Earlier in September, it had projected 5.7 per cent growth rate for India.
    
"Growth will strengthen in India as investment picks up, from a 5.4 per cent rate in 2014 to 6.4 per cent in 2015 and 6.6 per cent in 2016," according to the advanced G20 release of the OECD's latest Economic Outlook.
    
OECD Secretary-General Angel Gurría said a number of business-friendly measures have been adopted over the past few months in India.
    
"Growth is strengthening in India," he said. OECD is a grouping of 34 countries.
    
India's economic  growth accelerated to 5.7 per cent in April-June quarter, much better than 4.7 per cent in the same quarter of previous fiscal.
    
Indian government expects growth in current fiscal to be between 5.4-5.9 per cent. The economy grew by sub-5 per cent in 2012-13 and 2013-14.
    
It said that the global economy remains stuck in low gear, but is expected to accelerate gradually if countries implement growth-supportive policies.
    
Widening differences across countries and regions are adding to the major risks on the horizon, it added.
    
"We have yet to achieve a broad-based, sustained global expansion, as investment, credit and international trade remain hesitant," Gurría said while launching the Outlook in the run-up to the G20 Leaders’ Summit that will take place on 15-16 November in Brisbane.
    
Financial risks remain high and may increase market volatility  in the coming period, he said adding there is an increasing risk of stagnation in the euro area.
    
"Countries must employ all monetary, fiscal and structural reform policies at their disposal to address these risks and support growth," Gurría said.
    
Global GDP growth is projected to reach a 3.3 per cent rate in 2014 before accelerating to 3.7 per cent in 2015 and 3.9 per cent in 2016, according to the Outlook.
    
This pace is modest compared with the pre-crisis period and somewhat below the long-term average.
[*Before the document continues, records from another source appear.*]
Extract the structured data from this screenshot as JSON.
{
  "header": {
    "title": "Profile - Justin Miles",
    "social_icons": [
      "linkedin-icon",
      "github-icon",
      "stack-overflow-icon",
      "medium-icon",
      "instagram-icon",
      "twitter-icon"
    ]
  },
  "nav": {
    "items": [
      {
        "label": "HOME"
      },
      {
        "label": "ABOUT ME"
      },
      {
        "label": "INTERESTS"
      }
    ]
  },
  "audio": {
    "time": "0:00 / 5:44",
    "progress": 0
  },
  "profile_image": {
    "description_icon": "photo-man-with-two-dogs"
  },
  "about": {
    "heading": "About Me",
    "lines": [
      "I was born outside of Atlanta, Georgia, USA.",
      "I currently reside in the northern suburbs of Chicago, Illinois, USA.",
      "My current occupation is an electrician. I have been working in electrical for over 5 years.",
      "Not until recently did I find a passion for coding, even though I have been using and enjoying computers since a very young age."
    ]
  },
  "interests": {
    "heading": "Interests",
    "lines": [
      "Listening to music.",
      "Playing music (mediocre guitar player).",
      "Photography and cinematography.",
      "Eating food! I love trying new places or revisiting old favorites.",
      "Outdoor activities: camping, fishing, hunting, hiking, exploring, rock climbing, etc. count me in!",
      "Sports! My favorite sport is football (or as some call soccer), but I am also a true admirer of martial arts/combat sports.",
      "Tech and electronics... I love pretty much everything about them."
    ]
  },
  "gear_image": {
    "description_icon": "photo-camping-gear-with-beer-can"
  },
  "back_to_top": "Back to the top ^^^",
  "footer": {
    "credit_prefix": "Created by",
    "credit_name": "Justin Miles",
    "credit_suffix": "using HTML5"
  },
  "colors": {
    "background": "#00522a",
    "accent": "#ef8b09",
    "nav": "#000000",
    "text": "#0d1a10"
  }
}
It is also slightly lower than the last OECD forecast in September.
     
Among the major advanced economies, it said that recovery remains robust in the US, which is projected to grow by 2.2 per cent in 2014 and around 3 per cent in 2015 and 2016.
    
"Growth in the euro area is expected to pick up slowly, from 0.8 per cent in 2014 to 1.1 per cent in 2015 and 1.7 per cent in 2016," it added.
     
It said China is rebalancing its economy while trying to achieve a controlled slowdown to more sustainable growth rates, and is projected to grow at around 7 per cent over the 2015-16 period, down slightly from 7.4 per cent in 2014.